COLUMBUS, Ohio - Ohio State junior quarterback Terrelle Pryor is one of five Buckeye football players that will face a five-game suspension in 2011 for receiving money and benefits in exchange for items received from the university.
Others who also face the suspension for Ohio State are left tackle Mike Adams, running back Dan Herron, wide receiver DeVier Posey, and defensive end Solomon Thomas. The NCAA also determined Jordan Whiting must miss Ohio State's 2011 opener.
"These are significant penalties based on findings and information provided by the university," said Kevin Lennon, NCAA vice president of academic and membership affairs.

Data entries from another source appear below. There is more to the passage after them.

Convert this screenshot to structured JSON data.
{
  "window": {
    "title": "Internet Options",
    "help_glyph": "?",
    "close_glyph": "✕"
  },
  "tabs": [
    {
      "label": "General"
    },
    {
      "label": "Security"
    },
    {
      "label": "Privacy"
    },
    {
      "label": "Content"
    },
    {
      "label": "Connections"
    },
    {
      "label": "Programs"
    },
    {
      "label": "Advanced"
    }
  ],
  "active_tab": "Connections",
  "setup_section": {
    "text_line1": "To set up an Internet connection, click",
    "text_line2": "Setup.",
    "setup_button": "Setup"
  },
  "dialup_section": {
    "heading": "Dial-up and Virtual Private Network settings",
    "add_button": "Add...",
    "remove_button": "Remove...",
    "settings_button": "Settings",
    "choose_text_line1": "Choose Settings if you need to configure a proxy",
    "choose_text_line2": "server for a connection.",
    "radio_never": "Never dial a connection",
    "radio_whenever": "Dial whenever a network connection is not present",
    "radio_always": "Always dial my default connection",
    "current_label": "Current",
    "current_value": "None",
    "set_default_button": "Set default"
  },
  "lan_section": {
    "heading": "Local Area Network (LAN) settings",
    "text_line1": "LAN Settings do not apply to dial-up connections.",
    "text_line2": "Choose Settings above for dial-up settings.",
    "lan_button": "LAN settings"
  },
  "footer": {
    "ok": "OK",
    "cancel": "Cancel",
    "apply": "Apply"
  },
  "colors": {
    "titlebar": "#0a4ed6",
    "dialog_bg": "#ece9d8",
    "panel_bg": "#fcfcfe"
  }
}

In order for the aforementioned players to be reinstated after the suspension, the following must occur:
Herron must repay $1,150 for selling game-worn apparel, including his football jersey, football pants, and cleats. Herron also accepted discounted services.
Thomas just repay $1,505 for selling his 2008 gold pants, awarded to the team for beating Michigan. He also sold his conference title ring from that year as well as received discounted services.
Pryor must repay the most, $2,500 for selling his 2008 gold pants, his 2008 Big Ten title ring, and the 2009 Sportsmanship Award he earned in Ohio State's loss to Texas in the Fiesta Bowl his freshman year.
Whiting, who faces only a 1-game suspension, must pay $150 to a charity in exchange for the value of the services he received that were discounted.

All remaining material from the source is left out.